Now the senior brand manager of Bertolli Olive Oil at Deoleo, Rohler is being recognized with the 2023 HHS Early Career Achievement Award for the strides she has made connecting her passion for nutrition with her marketing prowess.
“Purdue has invested a lot in me, whether it’s been relationships with faculty over the years or scholarships, all kinds of things,” Rohler said. “This (award) tells me that they think it’s been a well-placed investment.”
Although Rohler started her career as a registered dietitian in a hospital, she later decided to connect her nutrition knowledge with a Master of Business Administration degree from Indiana University. By being exposed to the different specialties within the business world, she discovered her love for brand management within the food industry.
As senior brand manager of Bertolli Olive Oil, Rohler manages all aspects of the brand, including building the innovation pipeline, developing the products consumers need that don’t exist yet, and creating marketing campaigns that tell the brand’s story to build awareness and drive equity with consumers.
“One of the things that I love about my career and what I get to do is being right at the forefront of consumer needs and then being able to meet those needs in a way that improves their lives — and in some cases, their health too,” Rohler said.
Previously, Rohler has worked in marketing and brand management on iconic brands such as Simply Orange Juice, Minute Maid and Doritos. One of the projects Rohler worked on while at Coca-Cola recently came to fruition with the launch of Simply Mixology, a healthy mocktail mixer drink that can be consumed with or without alcohol.
“I think what’s really cool about that is it meets consumers where they are. The sober-curious trend is such a great thing from a health perspective,” Rohler said. “Mixers can have so much junk in them, so to create a product that is made from the purest ingredients to be consumed either by itself or as a mixer is a huge value-add for consumers.”
In recent years, Rohler has also begun freelancing as a registered dietitian and seeing patients via telehealth, passionate to improve both the accessibility and affordability of nutrition care for those who need it most. Her freelance work has included everything from individual weight management counseling to a contract with the Colorado Health Network for a year-long intervention study with low-income, at-risk, HIV-positive populations.
“I think understanding both sides, both from the nutritional lens but then also from the marketing lens, really has been a huge asset and helped me see things in a unique way,” Rohler said. “I’m able to operate in the crosshairs of understanding what consumers both need and want and then having the business acumen to be able to do something about it.”

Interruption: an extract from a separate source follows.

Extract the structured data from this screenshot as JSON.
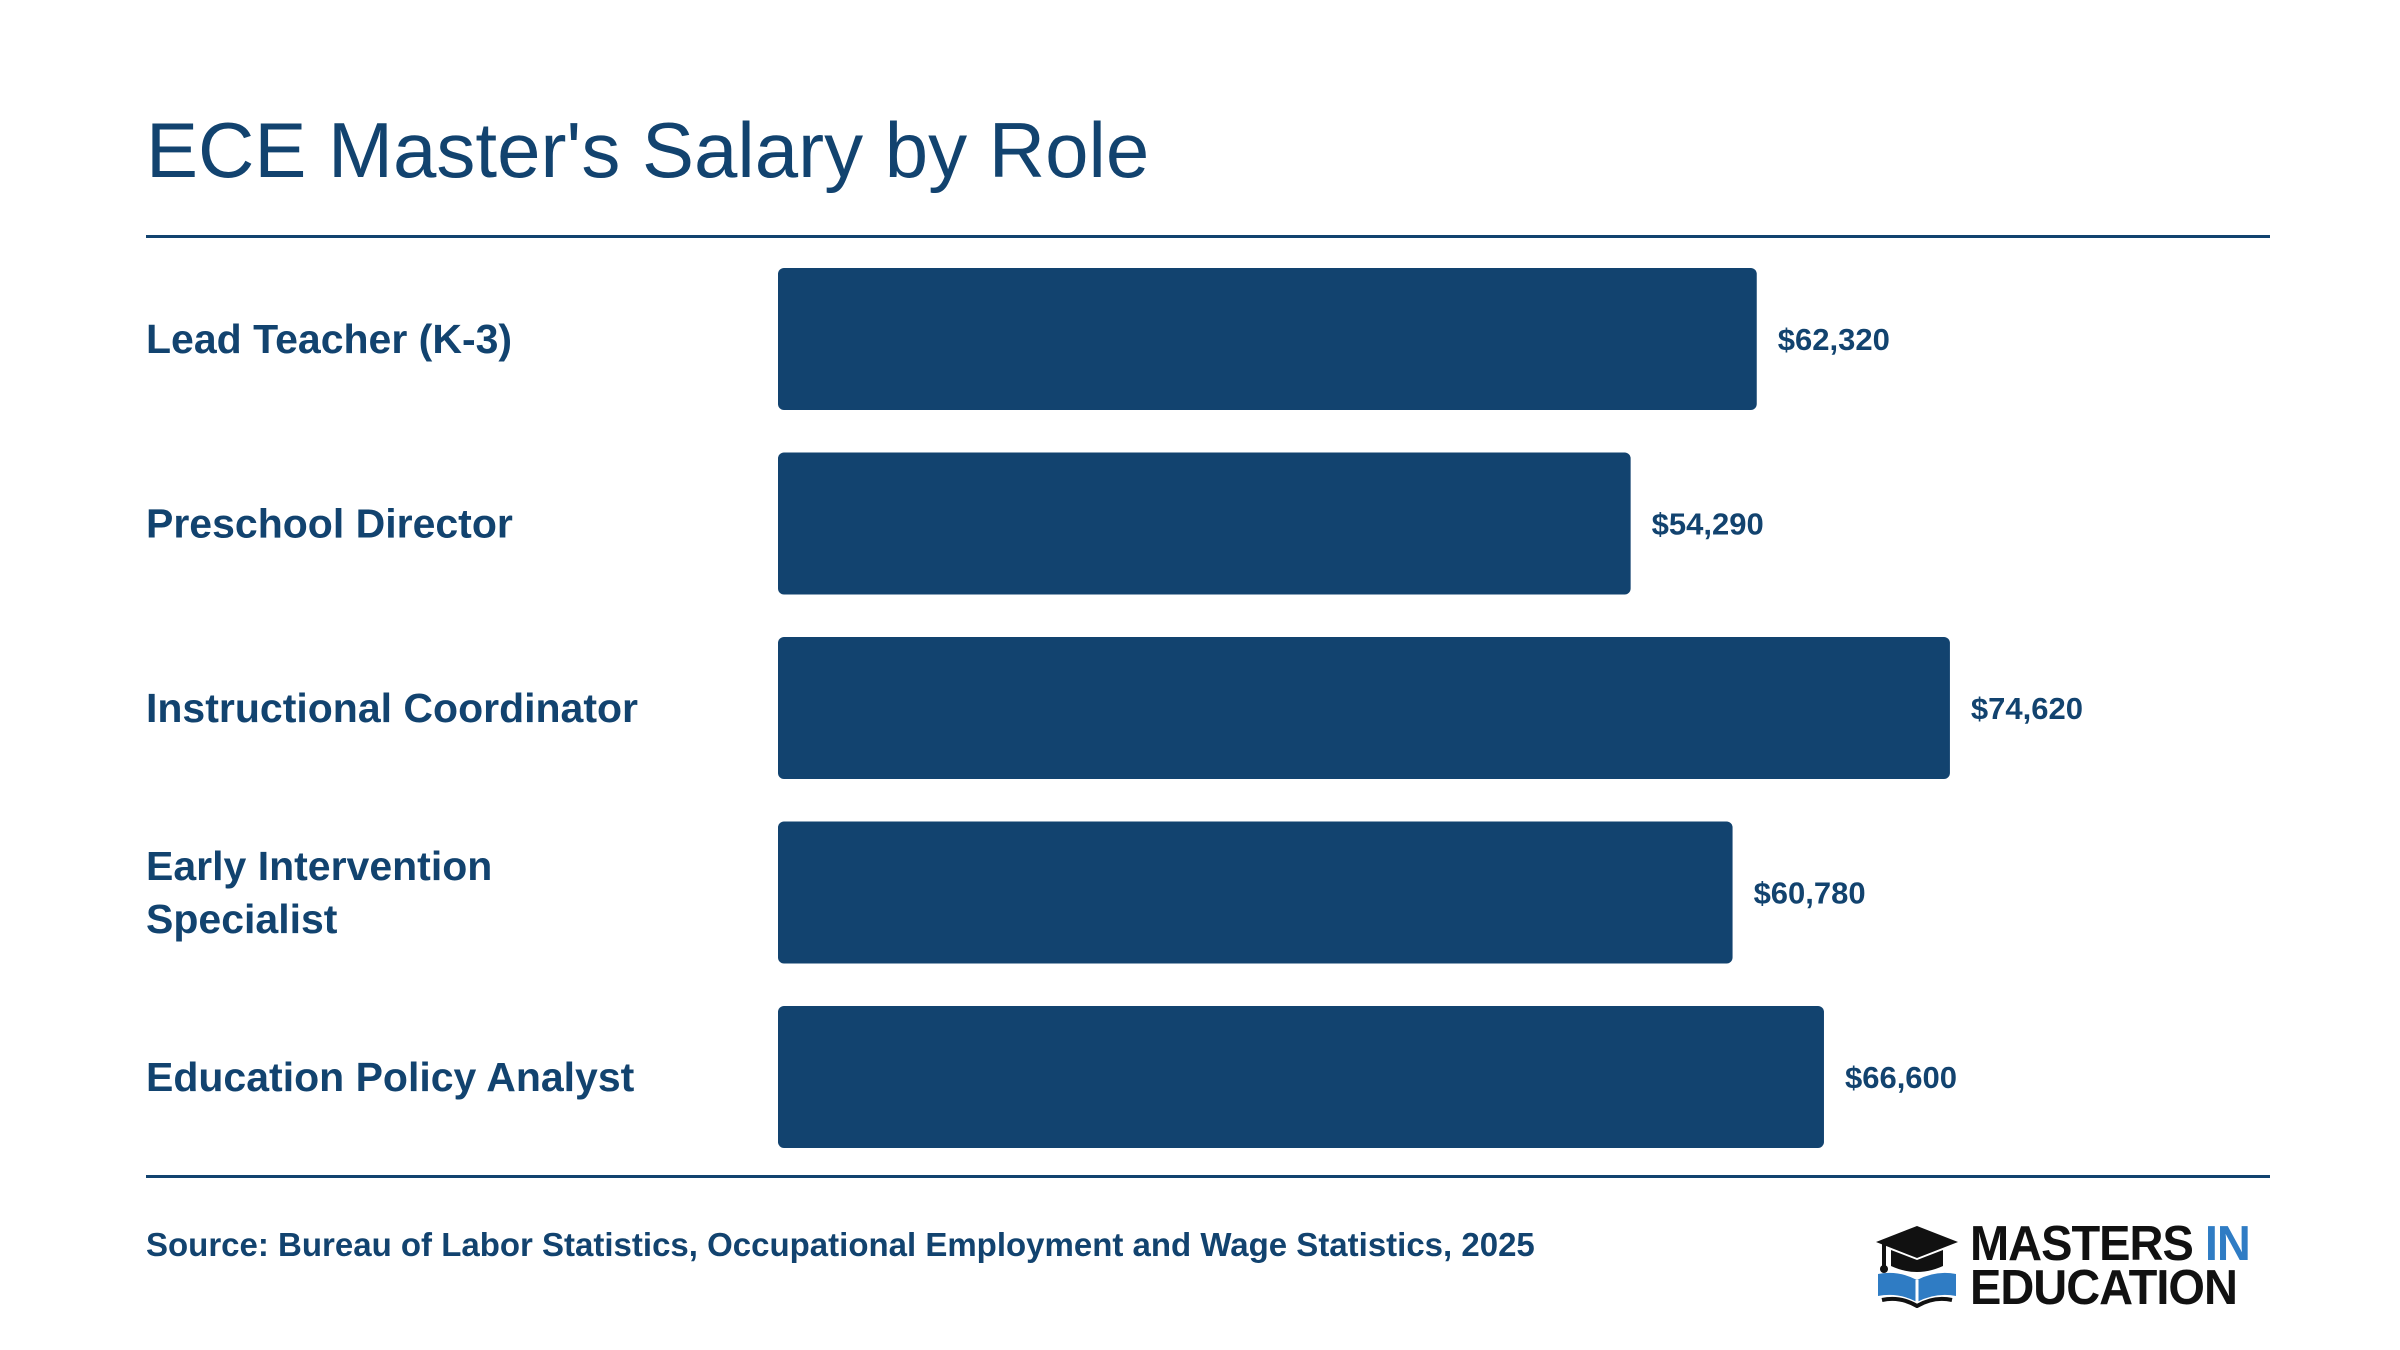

During her time as a student at Purdue, Rohler worked in the Department of Nutrition Science’s Metabolic Kitchen, took up salsa dancing, frequented various athletics events and developed a huge passion for thrift shopping. One of the most influential moments in her nutrition and dietetics major was taking NUTR 40000 (Executive in the Classroom), where she was able to learn the many different possibilities across the food industry from real-life executives.

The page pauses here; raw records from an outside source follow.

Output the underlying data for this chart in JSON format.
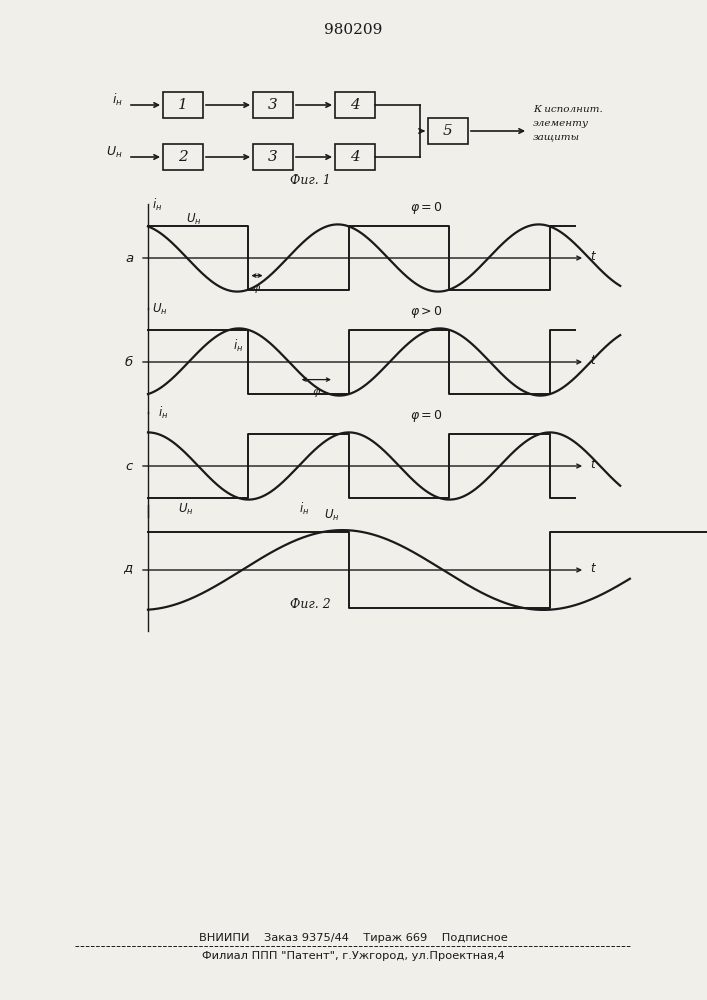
{
  "title": "980209",
  "fig1_label": "Фиг. 1",
  "fig2_label": "Фиг. 2",
  "bottom_text1": "ВНИИПИ    Заказ 9375/44    Тираж 669    Подписное",
  "bottom_text2": "Филиал ППП \"Патент\", г.Ужгород, ул.Проектная,4",
  "output_label": "К исполнит.\nэлементу\nзащиты",
  "bg_color": "#f0efea",
  "line_color": "#1a1a1a"
}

“As a dietitian, you can meet people where they are and can give them the tools they need to enjoy this really important part of life — because food is not just nourishment; it’s also social connection — and then also teach them how to enjoy it in a way that helps them feel their best and enjoy the best possible quality of life,” Rohler said.
Rohler noted maintaining a teachable and humble spirit, staying curious about the world, and being receptive to growth have been important in shaping her professional journey.
“Those are the ingredients that have accelerated success in my career so far and things I keep at the forefront to fuel my career into the future as well,” Rohler said.